Australia saw one death due to COVID-19 during November, and daily infection cases were in the single or low double digits. Victoria took its last step towards reopening from midnight on 22 November, as set out by the Premier Daniel Andrews. Travelling distance limits from home have been dropped, and all forms of sport can resume. Shops, recreational facilities, entertainment, hospitality and cultural venues have opened. South Australia saw a spike in infections, however this was on a relatively small scale compared to Australia’s previous spikes.


Foreign equity markets increased substantially throughout November. Developed markets (excluding Australia) returned 11.6% on a currency-hedged basis (and 7.4% in Australian dollar terms), outperforming emerging markets which returned 7.8% in local currency terms. The best international performer was the EURO STOXX 50 Index which returned 18.1% for the month.

The Australian stock market (ASX 200) generated a return of 10.2% during November, with 10 out of 11 sectors contributing positive returns. Energy, Financials and Real Estate were the standout performers returning 28.4%, 15.2% and 13.6% respectively. Consumer Staples was the sole negatively performing sector returning -0.7%.

From a developed market sectoral perspective, all 11 sectors produced positive returns. Energy was the top performing sector returning 27.1%, followed by Financials returning 17.9% and then Industrials returning 14.7%. The sector that performed the worst was Utilities and still managed a return of 4.3%.


The Australian government bond yield curve continued to steepen throughout November with the two-year yield decreasing by 0.021% and the ten-year yield increasing by 0.068%. The cash rate set by the RBA reduced by 0.15% (from 0.25% to 0.1%) on 3 November.

Major developed global government bond yields produced mixed results over two-year and ten-year terms. Over ten-year terms the United States government bond yield decreased the most by 0.035%. When considering two-year terms, the European government bond increased the most by 0.051%.


The Australian dollar strengthened against all major currencies due to a higher appetite for risk (risk-on sentiment). The AUD increased by 4.5%, 4.1% and 3.6% against the United States Dollar, Japanese Yen, and Swiss Franc respectively.

The Australian Dollar finished the month at 0.7344 US Dollars, up 3.2 US cents over the month.


WTI oil rose 26.7% and the price of Brent crude oil increased 27.0% over the month due to increased global demand forecasts. The S&P GSCI Industrial Metals index increased 13.2% on average, with copper being a strong performer which rose 12.2%. Regarding precious metals, the price of gold decreased 5.4% and the price of silver decreased by 4.3% for the month of November.

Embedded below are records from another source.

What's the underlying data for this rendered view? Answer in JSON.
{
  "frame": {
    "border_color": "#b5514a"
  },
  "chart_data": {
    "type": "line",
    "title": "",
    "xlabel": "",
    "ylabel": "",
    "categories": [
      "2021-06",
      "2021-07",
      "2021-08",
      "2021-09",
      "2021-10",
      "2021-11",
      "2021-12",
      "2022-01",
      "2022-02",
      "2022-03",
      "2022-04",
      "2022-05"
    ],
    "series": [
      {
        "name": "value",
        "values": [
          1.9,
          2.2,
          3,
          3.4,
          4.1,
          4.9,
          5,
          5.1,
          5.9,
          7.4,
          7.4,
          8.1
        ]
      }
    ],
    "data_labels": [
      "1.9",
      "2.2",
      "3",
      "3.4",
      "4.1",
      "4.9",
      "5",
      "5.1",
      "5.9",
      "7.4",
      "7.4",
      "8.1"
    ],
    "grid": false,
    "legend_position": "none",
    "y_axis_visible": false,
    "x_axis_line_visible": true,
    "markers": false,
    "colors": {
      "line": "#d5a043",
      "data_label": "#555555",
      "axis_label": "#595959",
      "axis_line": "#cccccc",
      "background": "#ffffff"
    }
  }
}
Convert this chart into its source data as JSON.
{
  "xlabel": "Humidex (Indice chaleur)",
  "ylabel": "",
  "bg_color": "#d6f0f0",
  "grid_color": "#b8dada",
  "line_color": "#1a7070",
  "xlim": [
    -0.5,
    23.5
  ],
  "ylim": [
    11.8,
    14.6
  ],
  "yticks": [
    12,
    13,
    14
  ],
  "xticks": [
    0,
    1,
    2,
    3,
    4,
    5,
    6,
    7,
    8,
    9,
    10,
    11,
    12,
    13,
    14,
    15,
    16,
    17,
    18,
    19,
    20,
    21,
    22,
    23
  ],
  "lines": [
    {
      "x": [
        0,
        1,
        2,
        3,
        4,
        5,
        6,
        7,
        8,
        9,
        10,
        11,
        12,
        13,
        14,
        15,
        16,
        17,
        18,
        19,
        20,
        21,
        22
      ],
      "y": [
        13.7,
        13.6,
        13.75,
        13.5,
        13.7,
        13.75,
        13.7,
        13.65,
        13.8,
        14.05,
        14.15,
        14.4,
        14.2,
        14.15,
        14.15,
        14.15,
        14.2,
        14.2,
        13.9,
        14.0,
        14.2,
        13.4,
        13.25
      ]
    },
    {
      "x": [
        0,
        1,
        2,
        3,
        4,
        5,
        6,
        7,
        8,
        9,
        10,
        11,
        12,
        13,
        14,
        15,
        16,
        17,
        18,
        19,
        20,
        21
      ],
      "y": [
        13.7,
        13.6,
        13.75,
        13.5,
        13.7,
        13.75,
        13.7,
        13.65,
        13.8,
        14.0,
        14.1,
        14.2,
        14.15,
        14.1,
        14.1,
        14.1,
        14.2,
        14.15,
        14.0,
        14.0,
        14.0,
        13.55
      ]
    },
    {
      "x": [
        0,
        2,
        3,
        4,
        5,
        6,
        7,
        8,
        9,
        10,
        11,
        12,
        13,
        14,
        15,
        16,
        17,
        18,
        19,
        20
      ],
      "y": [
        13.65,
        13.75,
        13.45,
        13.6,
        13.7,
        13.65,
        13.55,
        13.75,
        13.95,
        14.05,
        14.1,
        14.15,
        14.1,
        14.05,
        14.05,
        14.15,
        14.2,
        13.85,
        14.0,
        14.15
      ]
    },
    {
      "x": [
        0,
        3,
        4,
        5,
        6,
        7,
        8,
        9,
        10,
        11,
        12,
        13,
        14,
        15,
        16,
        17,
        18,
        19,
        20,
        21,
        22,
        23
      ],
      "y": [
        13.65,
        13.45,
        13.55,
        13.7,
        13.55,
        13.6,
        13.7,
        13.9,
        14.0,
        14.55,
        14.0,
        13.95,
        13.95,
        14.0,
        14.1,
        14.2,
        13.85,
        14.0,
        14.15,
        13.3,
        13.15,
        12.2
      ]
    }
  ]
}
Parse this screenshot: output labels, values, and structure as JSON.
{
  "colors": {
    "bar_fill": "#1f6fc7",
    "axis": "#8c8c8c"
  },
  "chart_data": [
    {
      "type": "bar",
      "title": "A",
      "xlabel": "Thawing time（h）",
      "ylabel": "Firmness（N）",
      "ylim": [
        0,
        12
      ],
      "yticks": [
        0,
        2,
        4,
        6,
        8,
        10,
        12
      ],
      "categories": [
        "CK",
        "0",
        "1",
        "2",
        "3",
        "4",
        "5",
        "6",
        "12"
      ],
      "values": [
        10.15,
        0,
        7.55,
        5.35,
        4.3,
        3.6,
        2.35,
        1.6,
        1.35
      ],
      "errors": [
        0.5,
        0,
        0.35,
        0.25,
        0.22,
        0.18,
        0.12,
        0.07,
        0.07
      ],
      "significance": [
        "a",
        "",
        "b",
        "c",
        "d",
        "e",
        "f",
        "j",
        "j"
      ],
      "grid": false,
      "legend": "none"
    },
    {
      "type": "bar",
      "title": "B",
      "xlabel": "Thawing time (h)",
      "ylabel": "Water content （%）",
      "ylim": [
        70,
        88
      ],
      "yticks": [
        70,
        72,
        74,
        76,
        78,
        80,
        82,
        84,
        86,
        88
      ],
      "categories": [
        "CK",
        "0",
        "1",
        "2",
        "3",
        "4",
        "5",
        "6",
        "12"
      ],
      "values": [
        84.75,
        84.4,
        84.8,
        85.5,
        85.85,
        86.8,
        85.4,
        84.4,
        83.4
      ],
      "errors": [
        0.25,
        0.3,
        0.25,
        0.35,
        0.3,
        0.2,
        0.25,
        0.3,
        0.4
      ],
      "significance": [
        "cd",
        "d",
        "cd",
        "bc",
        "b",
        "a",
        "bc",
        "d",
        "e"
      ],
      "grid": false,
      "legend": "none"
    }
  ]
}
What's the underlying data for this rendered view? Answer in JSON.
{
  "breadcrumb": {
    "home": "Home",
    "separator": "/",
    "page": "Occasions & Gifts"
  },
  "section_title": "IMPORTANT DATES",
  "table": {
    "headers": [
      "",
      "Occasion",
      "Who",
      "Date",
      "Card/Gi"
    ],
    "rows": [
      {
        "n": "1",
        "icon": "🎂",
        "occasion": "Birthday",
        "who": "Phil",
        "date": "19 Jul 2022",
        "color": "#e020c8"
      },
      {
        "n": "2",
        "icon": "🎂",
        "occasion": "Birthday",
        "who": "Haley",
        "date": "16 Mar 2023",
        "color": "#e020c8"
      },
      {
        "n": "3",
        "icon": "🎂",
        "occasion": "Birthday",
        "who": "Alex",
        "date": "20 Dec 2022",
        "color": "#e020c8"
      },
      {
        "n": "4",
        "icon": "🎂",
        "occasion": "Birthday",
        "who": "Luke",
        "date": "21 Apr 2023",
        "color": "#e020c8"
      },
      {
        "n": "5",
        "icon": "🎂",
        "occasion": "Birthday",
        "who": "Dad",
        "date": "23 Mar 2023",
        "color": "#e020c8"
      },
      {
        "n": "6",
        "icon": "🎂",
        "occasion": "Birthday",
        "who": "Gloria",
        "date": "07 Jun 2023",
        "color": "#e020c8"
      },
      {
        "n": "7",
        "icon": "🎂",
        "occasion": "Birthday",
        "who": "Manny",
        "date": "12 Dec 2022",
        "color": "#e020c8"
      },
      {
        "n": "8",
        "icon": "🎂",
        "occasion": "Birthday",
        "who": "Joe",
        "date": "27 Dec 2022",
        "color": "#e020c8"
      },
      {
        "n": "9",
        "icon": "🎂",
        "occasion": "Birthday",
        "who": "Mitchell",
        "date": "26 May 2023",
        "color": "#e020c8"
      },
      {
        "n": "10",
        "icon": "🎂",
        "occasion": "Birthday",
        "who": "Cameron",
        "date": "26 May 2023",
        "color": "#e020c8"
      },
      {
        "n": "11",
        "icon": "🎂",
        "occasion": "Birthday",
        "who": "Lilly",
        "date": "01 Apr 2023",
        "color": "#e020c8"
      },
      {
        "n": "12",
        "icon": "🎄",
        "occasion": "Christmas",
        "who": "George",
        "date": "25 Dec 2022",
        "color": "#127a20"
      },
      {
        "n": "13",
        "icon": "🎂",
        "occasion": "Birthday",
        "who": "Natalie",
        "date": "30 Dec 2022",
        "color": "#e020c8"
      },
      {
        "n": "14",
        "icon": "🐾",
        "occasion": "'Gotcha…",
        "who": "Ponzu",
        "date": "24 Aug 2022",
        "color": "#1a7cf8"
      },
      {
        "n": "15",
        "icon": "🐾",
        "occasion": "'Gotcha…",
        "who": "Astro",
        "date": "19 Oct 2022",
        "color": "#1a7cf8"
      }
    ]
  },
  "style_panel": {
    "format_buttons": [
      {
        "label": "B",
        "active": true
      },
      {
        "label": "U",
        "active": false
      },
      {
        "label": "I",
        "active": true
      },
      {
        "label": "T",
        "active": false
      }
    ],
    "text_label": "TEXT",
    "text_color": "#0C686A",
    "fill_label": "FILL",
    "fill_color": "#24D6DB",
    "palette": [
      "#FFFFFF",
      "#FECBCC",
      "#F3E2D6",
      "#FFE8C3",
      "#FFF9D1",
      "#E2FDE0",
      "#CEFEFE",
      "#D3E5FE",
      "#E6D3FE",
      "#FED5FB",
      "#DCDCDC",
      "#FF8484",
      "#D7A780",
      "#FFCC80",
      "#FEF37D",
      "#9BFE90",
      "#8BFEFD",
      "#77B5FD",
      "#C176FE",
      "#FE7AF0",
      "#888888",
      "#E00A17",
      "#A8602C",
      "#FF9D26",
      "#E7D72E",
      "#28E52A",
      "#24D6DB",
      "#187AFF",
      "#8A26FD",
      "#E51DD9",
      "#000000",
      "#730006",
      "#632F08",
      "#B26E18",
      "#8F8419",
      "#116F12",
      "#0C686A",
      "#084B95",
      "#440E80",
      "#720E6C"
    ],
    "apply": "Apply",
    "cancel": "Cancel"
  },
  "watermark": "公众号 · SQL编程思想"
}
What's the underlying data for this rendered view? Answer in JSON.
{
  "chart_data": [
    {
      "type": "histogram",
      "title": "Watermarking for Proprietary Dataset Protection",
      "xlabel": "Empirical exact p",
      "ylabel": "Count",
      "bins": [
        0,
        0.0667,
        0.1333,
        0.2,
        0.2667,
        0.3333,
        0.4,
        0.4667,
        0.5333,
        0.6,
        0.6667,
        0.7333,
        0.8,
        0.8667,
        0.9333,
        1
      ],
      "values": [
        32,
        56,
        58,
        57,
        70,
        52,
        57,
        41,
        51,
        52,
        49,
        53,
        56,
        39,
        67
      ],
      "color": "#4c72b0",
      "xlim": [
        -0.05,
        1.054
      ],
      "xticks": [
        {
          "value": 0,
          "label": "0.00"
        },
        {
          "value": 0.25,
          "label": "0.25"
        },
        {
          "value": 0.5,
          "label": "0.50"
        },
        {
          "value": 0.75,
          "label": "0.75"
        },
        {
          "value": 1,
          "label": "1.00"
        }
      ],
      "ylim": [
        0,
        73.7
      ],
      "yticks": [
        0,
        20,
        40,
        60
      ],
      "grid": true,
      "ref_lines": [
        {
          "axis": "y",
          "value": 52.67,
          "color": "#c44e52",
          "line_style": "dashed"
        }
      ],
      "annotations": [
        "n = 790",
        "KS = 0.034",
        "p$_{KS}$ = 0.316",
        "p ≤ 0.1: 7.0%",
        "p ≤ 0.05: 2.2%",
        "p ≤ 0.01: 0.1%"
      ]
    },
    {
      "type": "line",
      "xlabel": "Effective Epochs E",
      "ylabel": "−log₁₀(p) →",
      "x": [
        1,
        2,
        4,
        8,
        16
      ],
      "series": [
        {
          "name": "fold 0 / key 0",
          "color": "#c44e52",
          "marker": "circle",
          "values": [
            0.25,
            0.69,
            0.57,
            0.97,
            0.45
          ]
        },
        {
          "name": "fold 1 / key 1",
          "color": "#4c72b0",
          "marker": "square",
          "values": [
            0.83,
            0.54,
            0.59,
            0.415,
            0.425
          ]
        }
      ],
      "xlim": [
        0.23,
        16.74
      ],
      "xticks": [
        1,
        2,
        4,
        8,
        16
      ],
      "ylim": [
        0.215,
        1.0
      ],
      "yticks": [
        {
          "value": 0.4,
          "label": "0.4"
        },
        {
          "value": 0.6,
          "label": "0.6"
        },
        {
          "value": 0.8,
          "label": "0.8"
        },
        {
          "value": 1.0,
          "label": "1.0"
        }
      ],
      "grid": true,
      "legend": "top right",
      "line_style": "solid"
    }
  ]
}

Performance of key markets to 30 November 2020

Asset class Index Month* (% change) FYTD* (% change) 1 year* (% change)
Australian Shares S&P/ASX 200 Acc. Index 10.2% 11.8% -2.0%
International Shares MSCI World Ex Aust Unhedged A$ 7.4% 10.2% 5.3%
International Shares MSCI World Ex Aust Hedged A$ 11.6% 14.9% 9.3%
US Shares S&P 500 Index 10.9% 17.6% 17.5%
UK Shares FTSE 100 Index 12.7% 3.0% -12.0%
Japanese Shares Nikkei 225 Index 15.1% 19.4% 15.7%
Australian Listed Property S&P/ASX 200 A-REIT Index 13.2% 20.7% -9.2%
Australian Fixed Interest Bloomberg AusBond Composite Index -0.1% 1.2% 3.0%
Australian Cash Bloomberg AusBond Bank Bill Index 0.0% 0.0% 0.4%
Currency AUD/USD 4.5% 6.4% 8.6%

*Percentage change in returns are for periods over the month of November (Month) or for the financial year I July to 30 November 2020 (FYTD) or for the year 29 November 2019 to 30 November 2020 (1 year). Past performance is not an indication of future performance.